Изменить стиль страницы

Джезич поколебался на грани протеста, но сдержался. Сдержался потому, что понимал логику занятой мантикорцами позиции. И потому, что для его звёздной нации было жизненно важно сохранить не просто сотрудничество с мантикорцами, но и их готовность к активной помощи. А ещё потому, что сам он был офицером спецназа полиции… потому, что слишком часто в своей работе ему приходилось попадать в ситуации, когда параметры и возможности были практически такими же, как те, лицом к лицу с которыми оказался здесь Качмарчик.

— Ладно, капитан Качмарчик, — сказал он наконец. — Я понимаю вашу позицию, и отношусь к ней с уважением.

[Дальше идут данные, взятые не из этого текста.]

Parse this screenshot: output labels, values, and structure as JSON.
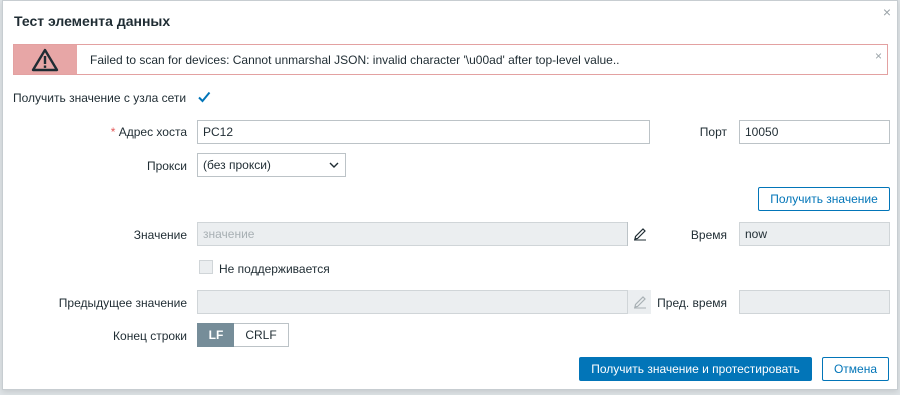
{
  "dialog": {
    "title": "Тест элемента данных",
    "close_glyph": "×"
  },
  "alert": {
    "message": "Failed to scan for devices: Cannot unmarshal JSON: invalid character '\\u00ad' after top-level value..",
    "close_glyph": "×",
    "icon": "warning-triangle-icon",
    "accent_color": "#e7a6a6"
  },
  "form": {
    "get_from_host_label": "Получить значение с узла сети",
    "get_from_host_checked": true,
    "required_mark": "*",
    "host_address_label": "Адрес хоста",
    "host_address_value": "PC12",
    "port_label": "Порт",
    "port_value": "10050",
    "proxy_label": "Прокси",
    "proxy_value": "(без прокси)",
    "get_value_button": "Получить значение",
    "value_label": "Значение",
    "value_placeholder": "значение",
    "time_label": "Время",
    "time_value": "now",
    "not_supported_label": "Не поддерживается",
    "not_supported_checked": false,
    "prev_value_label": "Предыдущее значение",
    "prev_value": "",
    "prev_time_label": "Пред. время",
    "prev_time_value": "",
    "eol_label": "Конец строки",
    "eol_options": [
      "LF",
      "CRLF"
    ],
    "eol_selected": "LF"
  },
  "footer": {
    "test_button": "Получить значение и протестировать",
    "cancel_button": "Отмена"
  },
  "colors": {
    "primary": "#0275b8",
    "segment_active": "#768d99",
    "required": "#e45959"
  }
}
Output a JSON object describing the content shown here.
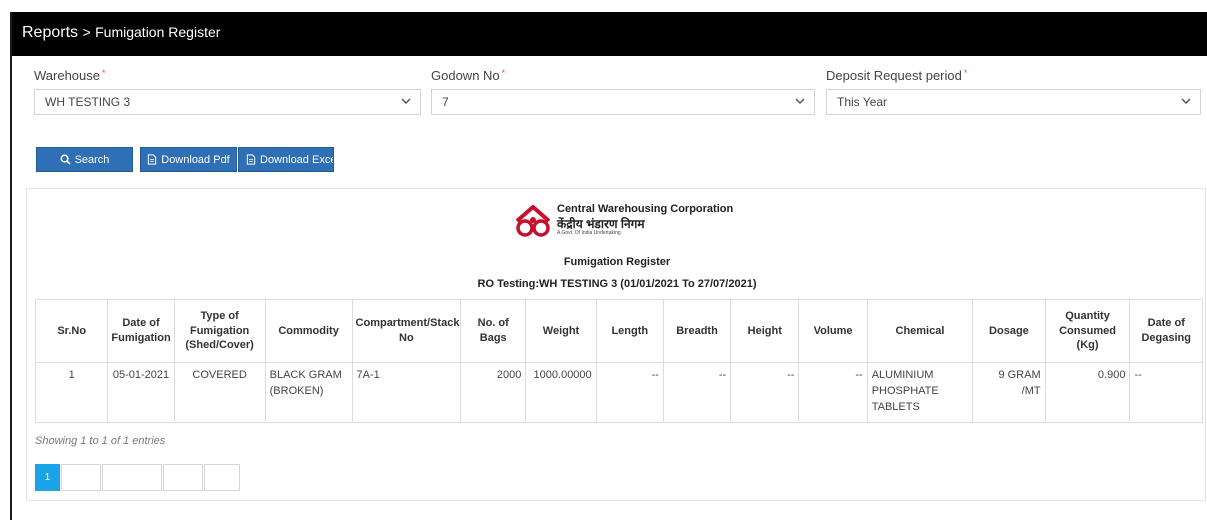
{
  "header": {
    "section": "Reports",
    "separator": ">",
    "page": "Fumigation Register"
  },
  "filters": {
    "warehouse": {
      "label": "Warehouse",
      "required": "*",
      "value": "WH TESTING 3"
    },
    "godown": {
      "label": "Godown No",
      "required": "*",
      "value": "7"
    },
    "period": {
      "label": "Deposit Request period",
      "required": "*",
      "value": "This Year"
    }
  },
  "buttons": {
    "search": "Search",
    "download_pdf": "Download Pdf",
    "download_excel": "Download Excel"
  },
  "report": {
    "org_english": "Central Warehousing Corporation",
    "org_hindi": "केंद्रीय भंडारण निगम",
    "org_tagline": "A Govt. Of India Undertaking",
    "title": "Fumigation Register",
    "subtitle": "RO Testing:WH TESTING 3 (01/01/2021 To 27/07/2021)"
  },
  "table": {
    "columns": [
      "Sr.No",
      "Date of Fumigation",
      "Type of Fumigation (Shed/Cover)",
      "Commodity",
      "Compartment/Stack No",
      "No. of Bags",
      "Weight",
      "Length",
      "Breadth",
      "Height",
      "Volume",
      "Chemical",
      "Dosage",
      "Quantity Consumed (Kg)",
      "Date of Degasing"
    ],
    "rows": [
      [
        "1",
        "05-01-2021",
        "COVERED",
        "BLACK GRAM (BROKEN)",
        "7A-1",
        "2000",
        "1000.00000",
        "--",
        "--",
        "--",
        "--",
        "ALUMINIUM PHOSPHATE TABLETS",
        "9 GRAM /MT",
        "0.900",
        "--"
      ]
    ]
  },
  "footer": {
    "entries": "Showing 1 to 1 of 1 entries"
  },
  "pagination": {
    "current": "1"
  },
  "colors": {
    "topbar": "#000000",
    "primary_button": "#2f6fb6",
    "active_page": "#1aa3e6",
    "required": "#e2534a",
    "logo": "#c8102e"
  },
  "icons": {
    "search": "search-icon",
    "pdf": "file-icon",
    "excel": "file-icon",
    "dropdown": "chevron-down-icon",
    "logo": "cwc-logo"
  }
}
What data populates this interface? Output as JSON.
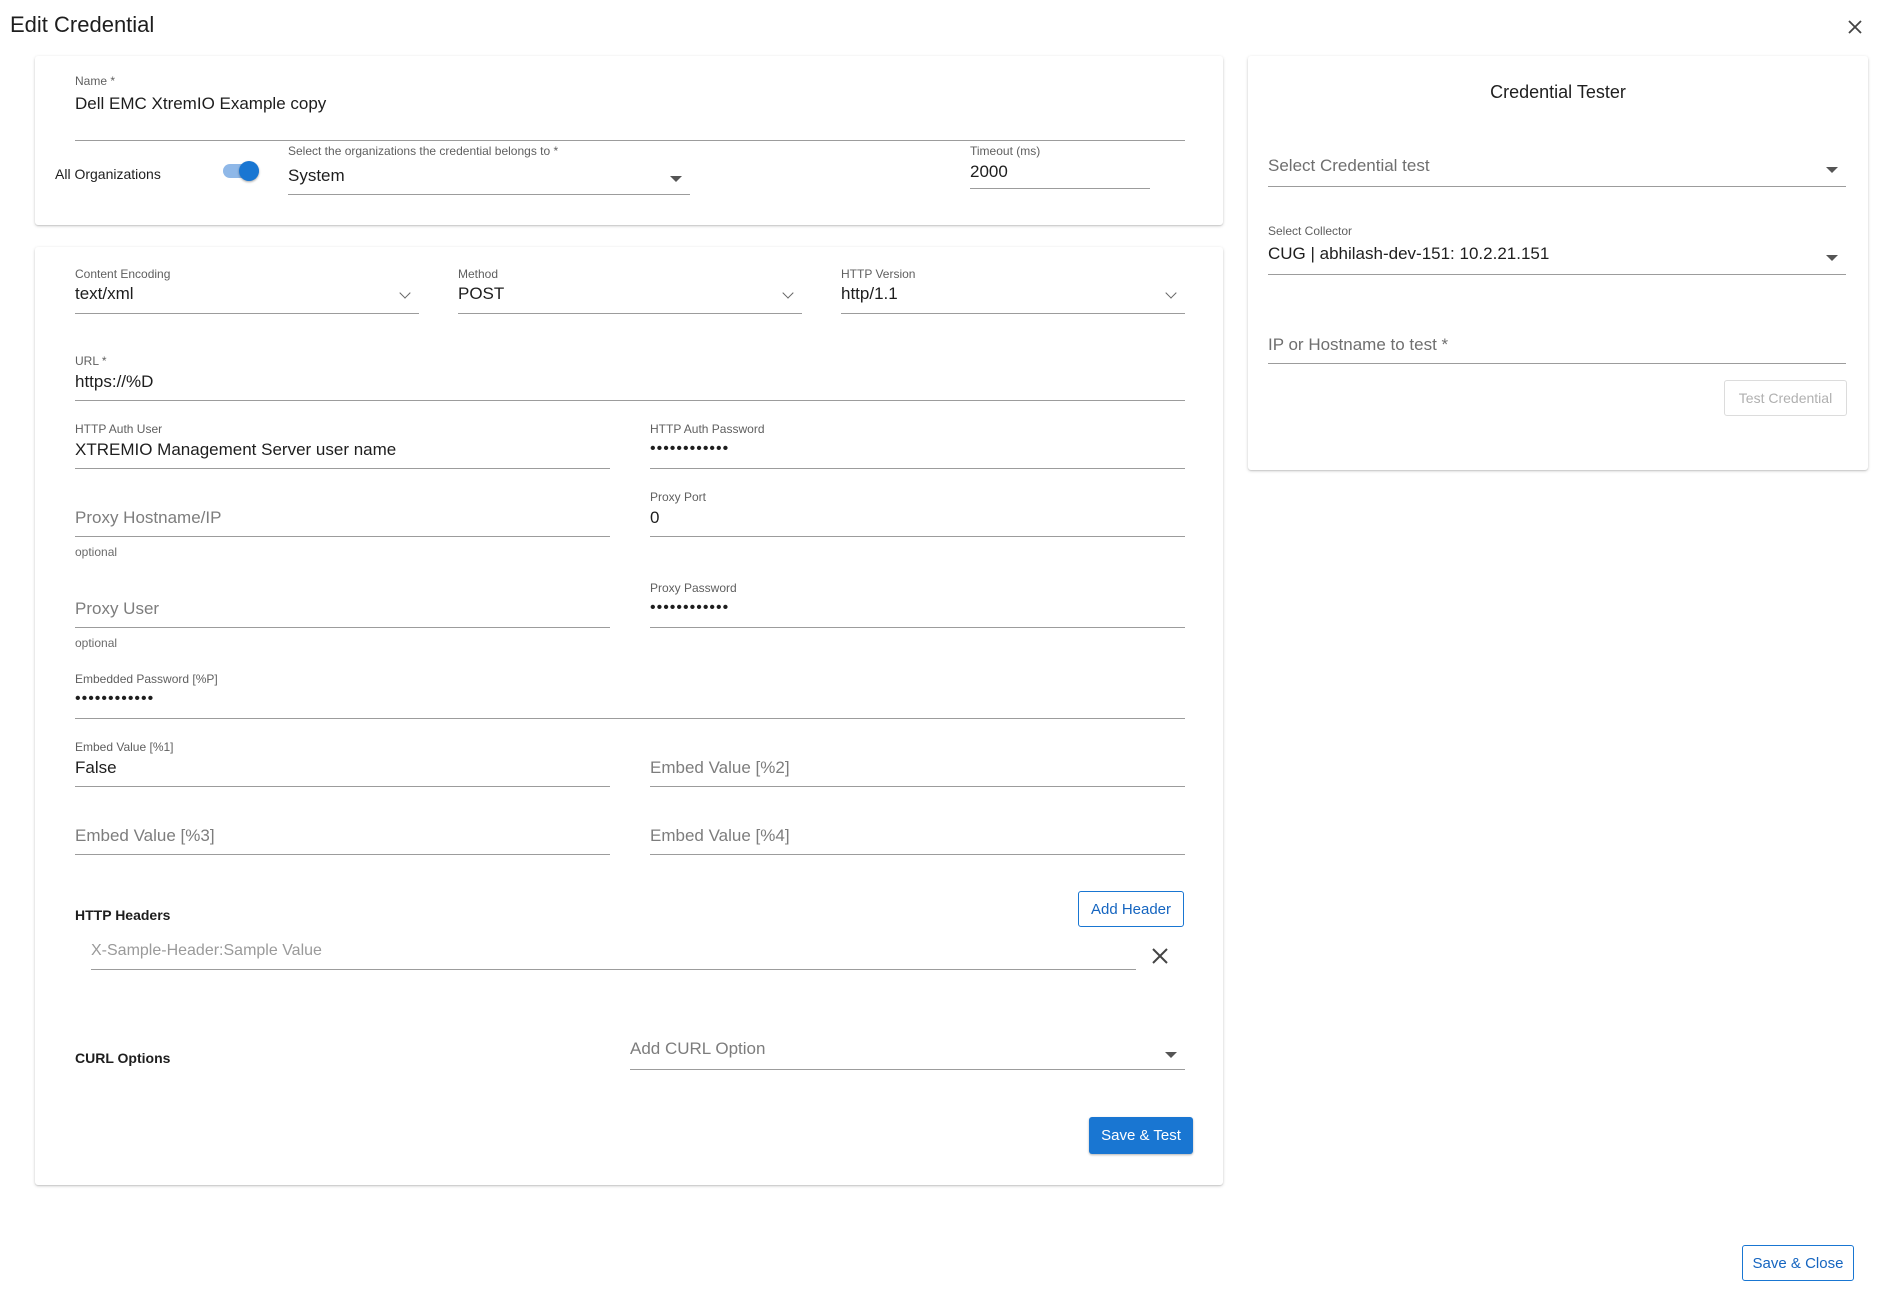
{
  "dialog": {
    "title": "Edit Credential"
  },
  "general": {
    "name_label": "Name",
    "name_value": "Dell EMC XtremIO Example copy",
    "all_orgs_label": "All Organizations",
    "all_orgs_enabled": true,
    "orgs_label": "Select the organizations the credential belongs to",
    "orgs_value": "System",
    "timeout_label": "Timeout (ms)",
    "timeout_value": "2000"
  },
  "request": {
    "encoding_label": "Content Encoding",
    "encoding_value": "text/xml",
    "method_label": "Method",
    "method_value": "POST",
    "http_version_label": "HTTP Version",
    "http_version_value": "http/1.1",
    "url_label": "URL",
    "url_value": "https://%D",
    "auth_user_label": "HTTP Auth User",
    "auth_user_value": "XTREMIO Management Server user name",
    "auth_password_label": "HTTP Auth Password",
    "auth_password_value": "••••••••••••",
    "proxy_host_placeholder": "Proxy Hostname/IP",
    "proxy_host_helper": "optional",
    "proxy_port_label": "Proxy Port",
    "proxy_port_value": "0",
    "proxy_user_placeholder": "Proxy User",
    "proxy_user_helper": "optional",
    "proxy_password_label": "Proxy Password",
    "proxy_password_value": "••••••••••••",
    "embedded_password_label": "Embedded Password [%P]",
    "embedded_password_value": "••••••••••••",
    "embed1_label": "Embed Value [%1]",
    "embed1_value": "False",
    "embed2_placeholder": "Embed Value [%2]",
    "embed3_placeholder": "Embed Value [%3]",
    "embed4_placeholder": "Embed Value [%4]",
    "http_headers_label": "HTTP Headers",
    "add_header_label": "Add Header",
    "header_placeholder": "X-Sample-Header:Sample Value",
    "curl_options_label": "CURL Options",
    "curl_placeholder": "Add CURL Option",
    "save_test_label": "Save & Test"
  },
  "tester": {
    "title": "Credential Tester",
    "test_placeholder": "Select Credential test",
    "collector_label": "Select Collector",
    "collector_value": "CUG | abhilash-dev-151: 10.2.21.151",
    "ip_placeholder": "IP or Hostname to test",
    "test_button_label": "Test Credential"
  },
  "footer": {
    "save_close_label": "Save & Close"
  },
  "colors": {
    "accent": "#1976d2",
    "toggle_track": "#8fb8e8"
  },
  "icons": {
    "close": "close-icon",
    "remove_header": "close-icon",
    "dropdown": "caret-down-icon",
    "select": "chevron-down-icon"
  }
}
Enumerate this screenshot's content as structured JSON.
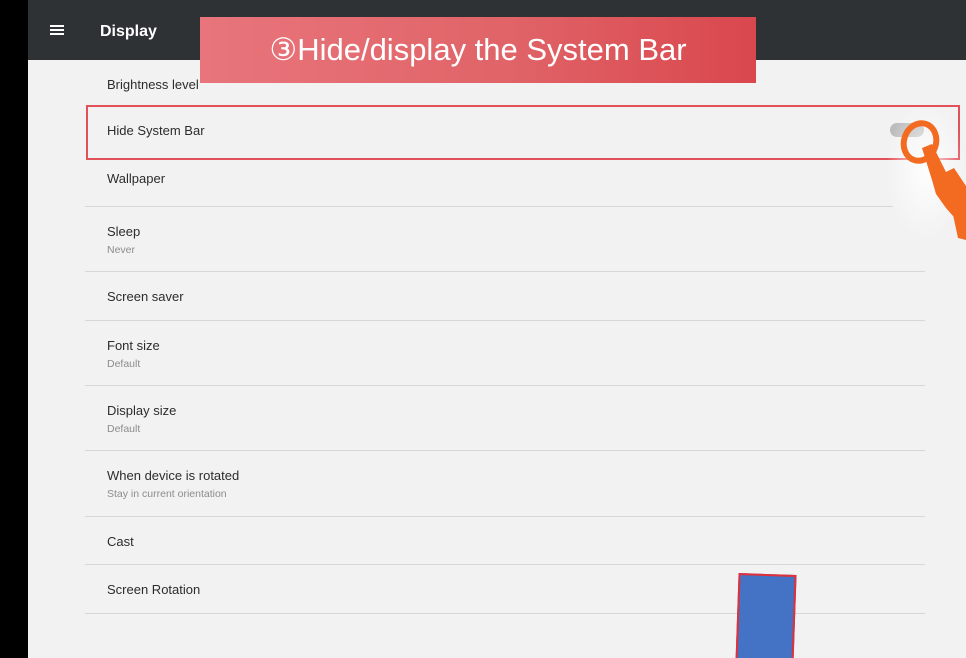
{
  "appbar": {
    "menu_icon": "hamburger-menu-icon",
    "title": "Display"
  },
  "callout": {
    "text": "③Hide/display the System Bar",
    "color": "#e06468"
  },
  "settings": {
    "brightness": {
      "title": "Brightness level"
    },
    "hide_system_bar": {
      "title": "Hide System Bar",
      "toggle_state": "off"
    },
    "wallpaper": {
      "title": "Wallpaper"
    },
    "sleep": {
      "title": "Sleep",
      "summary": "Never"
    },
    "screen_saver": {
      "title": "Screen saver"
    },
    "font_size": {
      "title": "Font size",
      "summary": "Default"
    },
    "display_size": {
      "title": "Display size",
      "summary": "Default"
    },
    "rotation": {
      "title": "When device is rotated",
      "summary": "Stay in current orientation"
    },
    "cast": {
      "title": "Cast"
    },
    "screen_rotation": {
      "title": "Screen Rotation"
    }
  },
  "annotations": {
    "highlight_color": "#e2505a",
    "hand_icon": "pointing-hand-icon",
    "hand_color": "#f26b21",
    "arrow_color": "#4472c4"
  }
}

Полагаю, всем нам остаётся только надеяться на лучшее, верно?

Глава 45

— Боже мой, Айварс. — лицо оторвавшегося от чтения доклада Бернардуса Ван Дорта было бледным. — Тысяча тонн современного оружия?

— По оценке Качмарчика. — Терехов сидел за столом в собственном салоне и его лицо было столь же мрачно, как его голос. — Он может ошибаться в ту или другую сторону, но не думаю, что намного.

— Но, Боже милостивый, где они его раздобыли?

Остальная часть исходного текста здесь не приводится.